Take The Emperor card for example, (“Propulsion”), a boomerang tossed against a background of what look like outsized geometry instruments, a cheetah on a leash (restraint?), strutting rooster with a key in its mouth, a seive with unidentified grains spilling out (separating “the wheat from the chaff” perhaps?), sprouting roses, orderly canals or dams stretching into the mid-distance, nature divided up, a tiny figure emerging from the earth pulling a catapult taut (aim, focus, and definite propulsion). All of this without looking at the companion book or LWB.
I love how the court cards in this deck get progressively more naked; the pages with their capes and fussy pantaloons, then the airy Knights begin to shed their armour as they leap over the abyss towards enlightenment and each suit culminates in a naked King. A great deck for me is a deck that creates its own watertight universe so completely, so thoroughly, that we don’t even try looking for outside yardstocks to measure it against, and in this I think The Navigators Tarot of the Mystic SEA succeeds. It has its Thoth elements but I never compare it to the Thoth. It is a world unto itself. Julia A. Turk has mapped out this world so meticulously that it never crosses my mind to question whether or not it is all mad nonsense. Because she is an artist and this is a product of the artist’s imagination, the symbolism feels less dogmatic, more liberating. Esoterica takes a back seat to flights of fancy. I feel that it is art I interpret and not Golden Dawn symbolism and immediately feel that the pressure is off. I genuinely think that this is one of the most under-rated decks of all time, and also one of the most dense in terms of content. So much going on in each card, but I trust my intuition to seperate that wheat from the chaff during a reading. This is also one of the few decks in which keywords work with the image rather than distract from it.
Another favourite which has slowly, over the years, worked its way up into my favourites is the cumbersomely titled Royal Fez Moroccan Tarot, illustrated by Micheal Hobnell. Everyone mentions Roland Berrill of MENSA fame, but we shouldn’t forget the artist too. The name, while exotic sounding, refers to a half-baked myth which seems to have no basis in fact, that tarot originated in the mystical underworld of ancient Fez in Morocco and the deck aims to reproduce scenes of 12th Century life there. Quite where the Royal feature came from is never explained but it makes for a regal sounding tarot; regal, arabic and with gypsy connotations thrown in, making for a heady concoction. It was first commercially published, to my knowledge, by U.S Games in 1975 and I bought it shortly afterwards, shrinkwrapped in a tight orange box.
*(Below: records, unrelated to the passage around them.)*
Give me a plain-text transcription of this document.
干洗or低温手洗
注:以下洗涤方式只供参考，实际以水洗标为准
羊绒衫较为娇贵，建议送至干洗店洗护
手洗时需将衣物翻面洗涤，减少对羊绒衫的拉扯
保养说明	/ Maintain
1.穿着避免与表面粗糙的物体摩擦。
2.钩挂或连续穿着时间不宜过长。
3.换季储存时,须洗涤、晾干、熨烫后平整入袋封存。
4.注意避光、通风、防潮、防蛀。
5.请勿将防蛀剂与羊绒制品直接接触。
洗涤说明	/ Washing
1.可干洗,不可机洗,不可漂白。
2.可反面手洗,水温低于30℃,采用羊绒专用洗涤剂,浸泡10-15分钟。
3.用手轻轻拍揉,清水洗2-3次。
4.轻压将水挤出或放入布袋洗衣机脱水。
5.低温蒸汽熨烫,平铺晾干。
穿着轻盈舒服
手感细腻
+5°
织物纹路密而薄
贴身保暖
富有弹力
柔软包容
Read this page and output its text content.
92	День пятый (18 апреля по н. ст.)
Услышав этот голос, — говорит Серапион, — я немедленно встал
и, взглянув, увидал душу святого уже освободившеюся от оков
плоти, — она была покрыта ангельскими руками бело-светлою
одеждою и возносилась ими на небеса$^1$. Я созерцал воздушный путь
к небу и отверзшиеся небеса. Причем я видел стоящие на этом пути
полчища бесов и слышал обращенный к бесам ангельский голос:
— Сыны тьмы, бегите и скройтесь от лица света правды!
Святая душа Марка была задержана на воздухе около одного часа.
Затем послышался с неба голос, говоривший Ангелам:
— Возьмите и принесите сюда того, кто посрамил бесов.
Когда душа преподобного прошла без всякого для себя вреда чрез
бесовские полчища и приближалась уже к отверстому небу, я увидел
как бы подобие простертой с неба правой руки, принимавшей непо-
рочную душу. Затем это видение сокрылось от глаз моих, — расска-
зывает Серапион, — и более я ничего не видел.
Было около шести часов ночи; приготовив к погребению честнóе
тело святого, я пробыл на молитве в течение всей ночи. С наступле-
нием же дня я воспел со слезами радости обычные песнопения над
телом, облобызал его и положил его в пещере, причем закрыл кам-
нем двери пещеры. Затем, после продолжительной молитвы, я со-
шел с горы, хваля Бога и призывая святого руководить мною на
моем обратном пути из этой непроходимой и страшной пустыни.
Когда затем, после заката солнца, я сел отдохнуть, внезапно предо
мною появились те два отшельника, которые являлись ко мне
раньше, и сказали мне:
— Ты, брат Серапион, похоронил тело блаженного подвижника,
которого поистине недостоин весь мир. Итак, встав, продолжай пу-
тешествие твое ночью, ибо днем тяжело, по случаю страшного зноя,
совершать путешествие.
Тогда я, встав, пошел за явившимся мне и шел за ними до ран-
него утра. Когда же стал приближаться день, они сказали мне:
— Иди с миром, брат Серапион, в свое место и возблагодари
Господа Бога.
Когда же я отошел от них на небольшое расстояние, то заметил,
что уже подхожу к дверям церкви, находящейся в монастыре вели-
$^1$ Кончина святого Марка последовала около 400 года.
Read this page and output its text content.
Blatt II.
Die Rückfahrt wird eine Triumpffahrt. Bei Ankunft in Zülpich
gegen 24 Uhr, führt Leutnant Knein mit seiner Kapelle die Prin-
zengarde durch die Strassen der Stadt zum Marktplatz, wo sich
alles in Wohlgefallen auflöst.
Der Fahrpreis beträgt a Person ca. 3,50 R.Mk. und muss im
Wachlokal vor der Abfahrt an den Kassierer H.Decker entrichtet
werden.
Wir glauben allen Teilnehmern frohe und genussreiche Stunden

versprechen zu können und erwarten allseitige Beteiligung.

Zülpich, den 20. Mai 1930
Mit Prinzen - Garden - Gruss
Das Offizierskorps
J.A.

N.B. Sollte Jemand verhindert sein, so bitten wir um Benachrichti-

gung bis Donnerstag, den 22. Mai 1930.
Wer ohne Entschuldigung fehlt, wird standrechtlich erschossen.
At first I was disppointed with it and found it curiously featureless and unfinished but as I grew progressively more tired of reading with the standard Rider Waite Smith deck, this was the deck I moved onto. I love the lack of lamination, the psychedelic backs and what I once thought of as unfinished, now feels delicately sketched. I like how the figures loom out of the craggy black and white backgrounds, reminding me of fairy tale illustrations. Unlaminated tarot decks are few and far between and I treasure the Royal Fez Moroccan – in part – for this, but it is the dated vintage feel which I most love and the fact that it hardly deviates from the Rider Waite Smith model for when I feel like something in this vein but find Coleman Smith’s line a bit blotched and heavy. These illustrations feel much more nimble.
The years pass and I do begin to find it genuinely mysterious and – despite the name – satisfyingly neutral, alongside so many decks on the market jostling with their overt themes. There are no titles, only numbers in the yellow frames of the Major Arcana and nothing whatosever in the Minors. Reviews often comment on the artwork not being particularly accomplished but I have seen far worse in the last three decades since and I think for a deck that was originally created in the 1950s (in a limited edition of 500) it hasn’t fared badly. I find it difficult to pinpoint exactly why I like this deck so much but I think we should never underestimate (and I wish publishers wouldn’t) what unlaminated cardstock and untitled cards feel like for the reader. I think it might well be this that ultimately draws me back to the deck again and again; the feel of real card against the palm of the hand, the fact that the cards are pure illustrations. Words – like subtitles at the cinema – distract me now from the action, though I know I needed them to learn with, and it is hard (at least I find it hard) detecting nuances of expressions when I want to know if the subtitles have been well translated or not. I feel this sometimes with card titles; try as we might, we can never really not give them a glance, whereas here you can lose yourself more in the images.